Hausding machten seine Festspiele "tierisch Spaß", wenngleich er am Schluss-Wochenende nach vier eigenen Medaillen als Vierter vom Turm leer ausging. Dafür sorgten Sascha Klein mit Bronze vom Turm und Tina Punzel/Nora Subschinski im Synchronspringen vom Drei-Meter-Brett mit Silber für die nächsten Erfolge. Im Einzel reichte es für Subschinski in der letzten Entscheidung überraschend zur Bronze.

Lautstark gejubelt wurde zum EM-Ausklang auch im benachbarten Velodrom. Nachdem Koch mit Gold über 200 Meter Brust, Biedermann mit Silber über 200 Meter Freistil, Philip Heintz mit Silber über 200 Meter Lagen und Jan-Philip Glania mit Bronze über 100 Meter Rücken in die Top-Ränge geschwommen waren, überraschte Diener mit Platz zwei über 200 Meter. "Nachdem ich angeschlagen habe, sind alle Sterne vom Himmel gefallen", erklärte der 21-Jährige. Steffen Deibler verpasste dagegen auf Platz fünf über 100 Meter Schmetterling die ersehnte erste internationale Langbahn-Medaille erneut knapp. Insgesamt verbuchten die Beckenschwimmer fünf vierte Plätze.

Auch seine Teamkolleginnen gingen leer aus. Am nächsten kam noch Dorothea Brandt über 50 Meter Brust, die als Fünfte 18 Hundertstelsekunden zu langsam war. Steffens Rücktritt war erwartungsgemäß nicht aufzufangen. Die Olympiasiegerin trat am Rande der Titelkämpfe gelöst auf, ihr Freund Biedermann war für Chef-Bundestrainer Henning Lambertz ein "absolutes Vorbild".

Lambertz freute sich über mehr als 40 Prozent bessere EM-Zeiten als bei der DM, dazu schafften mehr als 80 Prozent seiner Semifinalisten auch die Quali für die Endläufe. Dagegen stieß Weltrekordler Biedermann auf, dass an seinem Verzicht über die 100 Meter Freistil zugunsten der Staffeln von außen herumgemäkelt wurde.

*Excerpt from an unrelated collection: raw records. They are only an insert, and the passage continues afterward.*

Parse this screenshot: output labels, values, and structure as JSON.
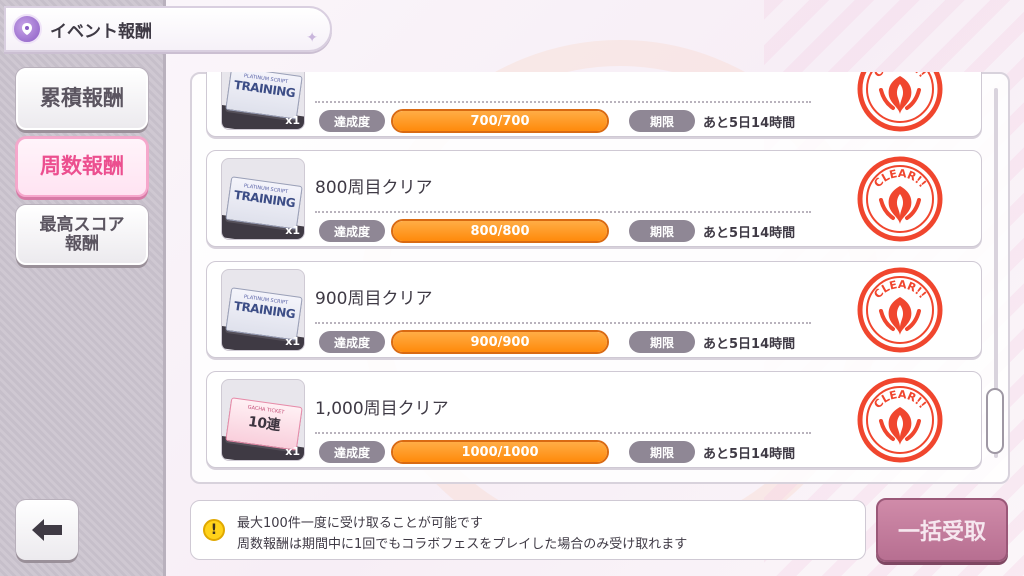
{
  "header": {
    "title": "イベント報酬"
  },
  "sidebar": {
    "tabs": [
      {
        "label": "累積報酬",
        "active": false
      },
      {
        "label": "周数報酬",
        "active": true
      },
      {
        "label": "最高スコア\n報酬",
        "label_line1": "最高スコア",
        "label_line2": "報酬",
        "active": false
      }
    ],
    "back_icon": "back-arrow-icon"
  },
  "labels": {
    "progress": "達成度",
    "limit": "期限"
  },
  "rewards": [
    {
      "title": "",
      "ticket_type": "training",
      "ticket_sub": "PLATINUM SCRIPT",
      "ticket_main": "TRAINING",
      "quantity": "x1",
      "progress_text": "700/700",
      "progress": 1.0,
      "limit_text": "あと5日14時間",
      "stamp": "CLEAR!!"
    },
    {
      "title": "800周目クリア",
      "ticket_type": "training",
      "ticket_sub": "PLATINUM SCRIPT",
      "ticket_main": "TRAINING",
      "quantity": "x1",
      "progress_text": "800/800",
      "progress": 1.0,
      "limit_text": "あと5日14時間",
      "stamp": "CLEAR!!"
    },
    {
      "title": "900周目クリア",
      "ticket_type": "training",
      "ticket_sub": "PLATINUM SCRIPT",
      "ticket_main": "TRAINING",
      "quantity": "x1",
      "progress_text": "900/900",
      "progress": 1.0,
      "limit_text": "あと5日14時間",
      "stamp": "CLEAR!!"
    },
    {
      "title": "1,000周目クリア",
      "ticket_type": "gacha",
      "ticket_sub": "GACHA TICKET",
      "ticket_main": "10連",
      "quantity": "x1",
      "progress_text": "1000/1000",
      "progress": 1.0,
      "limit_text": "あと5日14時間",
      "stamp": "CLEAR!!"
    }
  ],
  "info": {
    "icon": "info-exclamation-icon",
    "line1": "最大100件一度に受け取ることが可能です",
    "line2": "周数報酬は期間中に1回でもコラボフェスをプレイした場合のみ受け取れます"
  },
  "claim_all_button": {
    "label": "一括受取",
    "enabled": false
  },
  "colors": {
    "accent_pink": "#ec4f8f",
    "progress_orange": "#ff8a0b",
    "stamp_red": "#f0462e",
    "disabled_button": "#c07c9b"
  }
}
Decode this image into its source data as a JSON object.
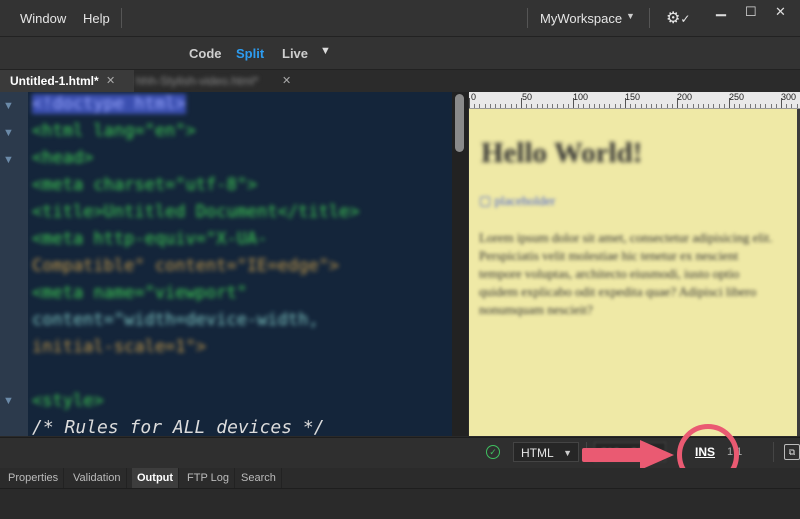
{
  "menu": {
    "window": "Window",
    "help": "Help"
  },
  "workspace": {
    "name": "MyWorkspace"
  },
  "view_modes": {
    "code": "Code",
    "split": "Split",
    "live": "Live"
  },
  "tabs": {
    "active": "Untitled-1.html*",
    "inactive": "hhh-Stylish-video.html*"
  },
  "code_lines": [
    "<!doctype html>",
    "<html lang=\"en\">",
    "<head>",
    "<meta charset=\"utf-8\">",
    "<title>Untitled Document</title>",
    "<meta http-equiv=\"X-UA-",
    "Compatible\" content=\"IE=edge\">",
    "<meta name=\"viewport\"",
    "content=\"width=device-width,",
    "initial-scale=1\">",
    "<style>"
  ],
  "code_comment": "/* Rules for ALL devices */",
  "ruler_labels": [
    "0",
    "50",
    "100",
    "150",
    "200",
    "250",
    "300"
  ],
  "preview": {
    "heading": "Hello World!",
    "image_alt": "placeholder",
    "paragraph": "Lorem ipsum dolor sit amet, consectetur adipisicing elit. Perspiciatis velit molestiae hic tenetur ex nescient tempore voluptas, architecto eiusmodi, iusto optio quidem explicabo odit expedita quae? Adipisci libero nonumquam nescieit?"
  },
  "status": {
    "language": "HTML",
    "size": "316 x 214",
    "ins": "INS",
    "position": "1:1"
  },
  "panel_tabs": [
    "Properties",
    "Validation",
    "Output",
    "FTP Log",
    "Search"
  ],
  "colors": {
    "accent": "#2d9cf0",
    "annotation": "#ea5a72",
    "preview_bg": "#efe9a6"
  }
}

"Die Leute sollten schon mal anfangen, mir zu vertrauen. Ich weiß am besten, was mir gut tut und was nicht", erklärte der 28-Jährige. Nach drei Wochen Trainingsausfall im EM-Vorfeld war er nach zwei Einzelstarts "einfach platt". Doch seine packende Aufholjagd beim Erfolg von Robin Backhaus, Yannick Lebherz und Clemens Rapp zu Gold machte Lust auf WM und Olympia. "Dafür haben wir ihn auch - den besten Mann der Welt", erklärte Backhaus.